Date of Award

2015

Document Type

Open Access Thesis

Department

Health Promotion, Education and Behavior

Sub-Department

Public Health

First Advisor

Mindi Spencer

Second Advisor

Stacy Smallwood

Abstract

In the United States, 50,000 Americans are diagnosed with HIV each year (CDCa, 2014). The HIV/AIDS epidemic has had a particularly devastating impact on the southern U.S., especially the Deep South – Alabama, Georgia, Louisiana, Mississippi, North Carolina, and South Carolina (Reif, Whetten, Wilson, McAllaster, Pence, Legrand, & Gong, 2014).
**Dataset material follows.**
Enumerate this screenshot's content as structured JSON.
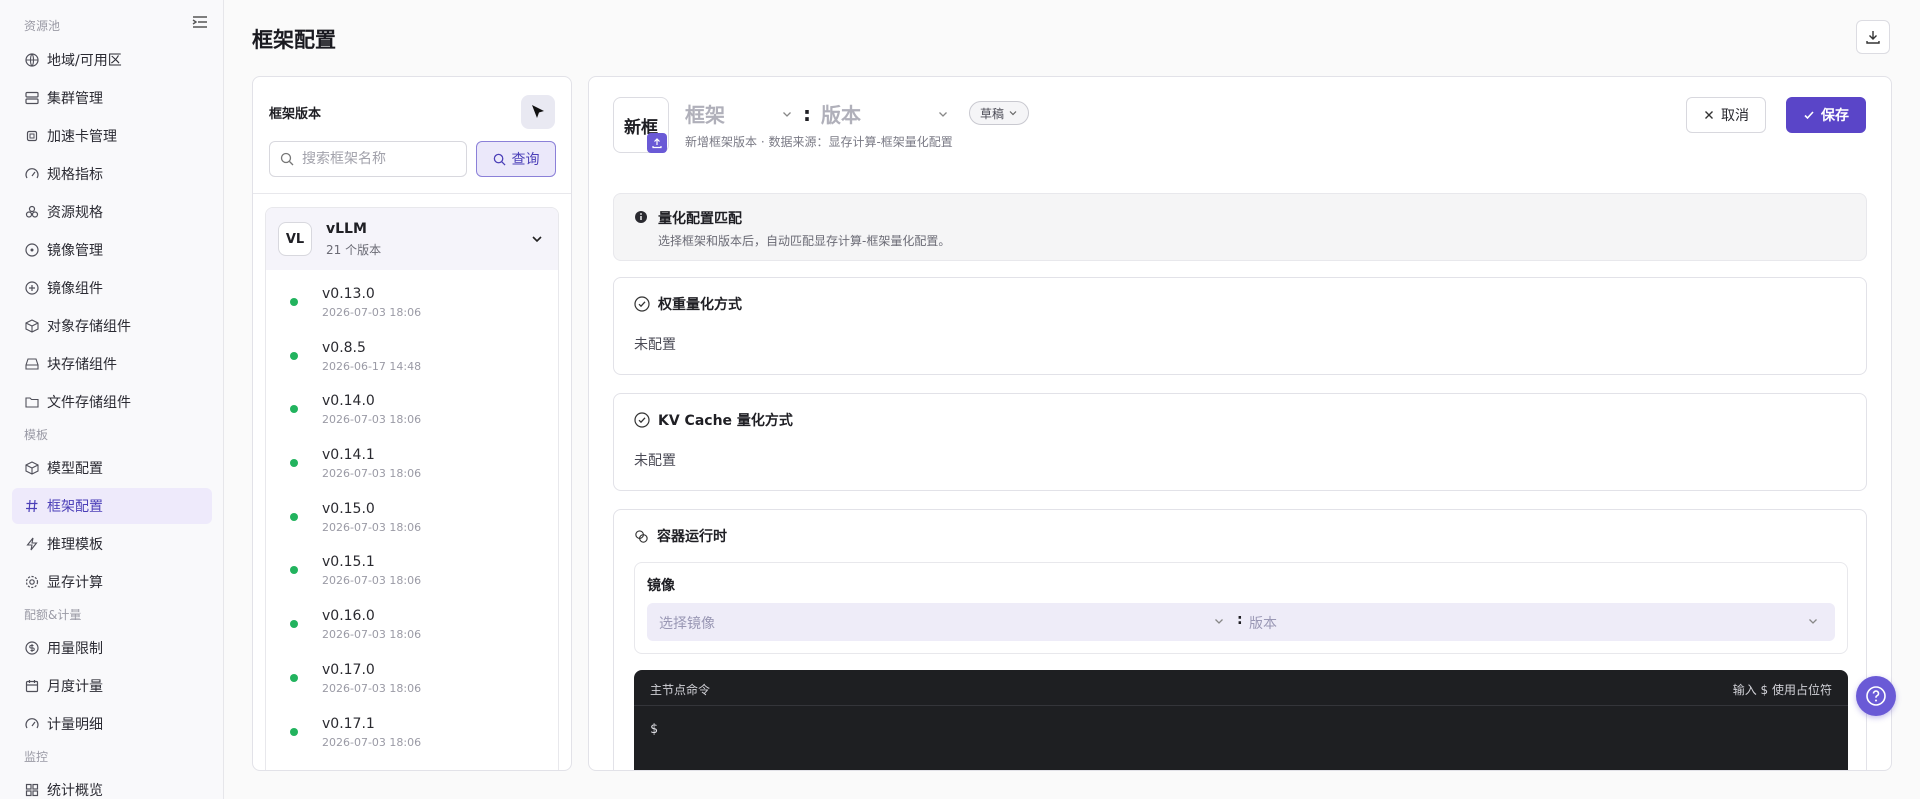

The Deep South, while only composing of 36% of the national population, accounts for 50% of all people living with HIV/AIDS in the nation (Human Rights Watch, 2010). No other population has been hit harder than men who have sex with men (MSM; Prejean, Tang, & hall, 2013). Black MSM have been disproportionately affected by HIV, with 1 in 5 Black MSM diagnosed with HIV compared to 1 in 22 White MSM (Lieb, Prejean, Thompson, Fallon, Cooper, Gates, Liberti, Friedman, & Malow, 2011). A number of hypotheses have been proposed to explain the disparity seen between Black and White MSM (Millet, Malebranche, & Peterson, 2007; Kraut-Becher, Eisenberg, Voytek, Brown, Metzger, & Aral, 2007; Millet, Peterson, Wolitski, & Stall, 2008), but very few have considered the influence of selfreported degree of masculinity/femininity on condom use among Black MSM. This study aimed to examine the consistency of condom use in receptive anal intercourse (RAI) and insertive anal intercourse (IAI) among Black MSM in relation to the self-reported degree of masculinity/femininity. After completing secondary data analysis of the Sexual Health In Faith Tradition (SHIFT) Study, self-reported degree of masculinity/femininity was not associated with consistency of condom use in both RAI and IAI. The findings support to Malebranche, Gvetadze, Millet, and Sutton’s (2010) results that indicated gender role conflict does not predict unprotected RAI and IAI. Further research is needed to better understand the influence of gender role among Black MSM and the possible ramifications gender role conflict may have on sexual behaviors, especially consistency of condom use.